Shocked, the pastor exclaimed, “Betty, you’re the best girl in this church. What do you mean you just got saved?”

She said, “Pastor, stop telling me how good I am. I am so tired of trying to be what I’m not. I just gave my life to Jesus.”

What a day that was! She has never wondered again if Jesus was in her heart. She was not just a member of the church, and had not simply been through the motions of being baptized, but she had been born again by the Spirit of the living God. Thousands of church members and religious people have come to know Christ personally as a result of Betty’s testimony.

My wife became and continues to be the most beautiful expression of the life of Christ I have ever witnessed. I have met many great Christians around the world, but I’ve never known one like the precious girl that was born on this day in 1943. Tears well up in my eyes even now as I write about the journey we’ve shared together.
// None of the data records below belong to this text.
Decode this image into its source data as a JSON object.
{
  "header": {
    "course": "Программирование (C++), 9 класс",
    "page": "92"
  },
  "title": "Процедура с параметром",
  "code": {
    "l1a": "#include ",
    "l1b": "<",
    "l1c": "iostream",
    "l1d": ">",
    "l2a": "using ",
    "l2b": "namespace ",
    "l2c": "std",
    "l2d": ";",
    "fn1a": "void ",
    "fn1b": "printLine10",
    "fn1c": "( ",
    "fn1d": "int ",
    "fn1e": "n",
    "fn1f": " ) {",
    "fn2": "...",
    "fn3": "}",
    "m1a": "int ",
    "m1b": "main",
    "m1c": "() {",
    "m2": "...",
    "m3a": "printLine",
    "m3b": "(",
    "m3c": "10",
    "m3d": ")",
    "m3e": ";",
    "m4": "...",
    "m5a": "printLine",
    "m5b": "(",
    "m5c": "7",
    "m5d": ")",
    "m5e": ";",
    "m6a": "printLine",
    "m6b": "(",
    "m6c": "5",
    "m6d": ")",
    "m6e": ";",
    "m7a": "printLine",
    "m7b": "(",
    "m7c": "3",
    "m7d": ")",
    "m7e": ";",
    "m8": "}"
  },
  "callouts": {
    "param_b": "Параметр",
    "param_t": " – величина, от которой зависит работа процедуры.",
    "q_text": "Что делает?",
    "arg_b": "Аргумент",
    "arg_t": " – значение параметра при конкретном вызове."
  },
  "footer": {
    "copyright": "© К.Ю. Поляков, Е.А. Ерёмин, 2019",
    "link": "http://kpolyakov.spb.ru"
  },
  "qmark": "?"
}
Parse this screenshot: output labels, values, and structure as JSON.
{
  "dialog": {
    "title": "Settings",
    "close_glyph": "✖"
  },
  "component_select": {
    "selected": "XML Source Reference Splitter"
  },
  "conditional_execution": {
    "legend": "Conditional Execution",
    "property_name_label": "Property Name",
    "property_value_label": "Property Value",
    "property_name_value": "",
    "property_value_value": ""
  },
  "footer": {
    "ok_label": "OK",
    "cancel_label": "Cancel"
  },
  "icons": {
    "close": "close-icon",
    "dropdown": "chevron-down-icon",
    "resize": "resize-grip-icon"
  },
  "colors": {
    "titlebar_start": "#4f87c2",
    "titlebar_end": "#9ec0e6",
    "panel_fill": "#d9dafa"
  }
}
I’ve said many times: I stand on the shoulders of a girl a little over 5’3” (she likes to say 5’4”). She is truly a woman after God’s heart, filled with grace and beauty. Her faithful love, depth of character, and unwavering devotion to God, to me, to our family, and to Christ’s commission continues to be the greatest inspiration in my life.

So please understand, this is indeed both a sad and happy day for me. I weep over the loss we remember on this day, but rejoice with joy unspeakable and full of glory the birth and life of my beautiful wife Betty Catherine Freeman Robison. Betty and I seek to be an example to a very needy, sick, divided, spiritually-diseased nation in need of the healing that comes only from above. We also pray for the church of the Lord Jesus to awaken now, put on His righteousness and begin fulfilling His kingdom purpose on this earth right now, for His glory.

Thanks again to all of you who are friends of LIFE, who help us share it, not in word only but in deed. Thank you for diligently seeking to help us put God’s arms of love around a broken world and inspire healing in a divided, debt-ridden, and, in so many ways, deceived nation.

HAPPY BIRTHDAY TO MY SWEETHEART –  BETTY!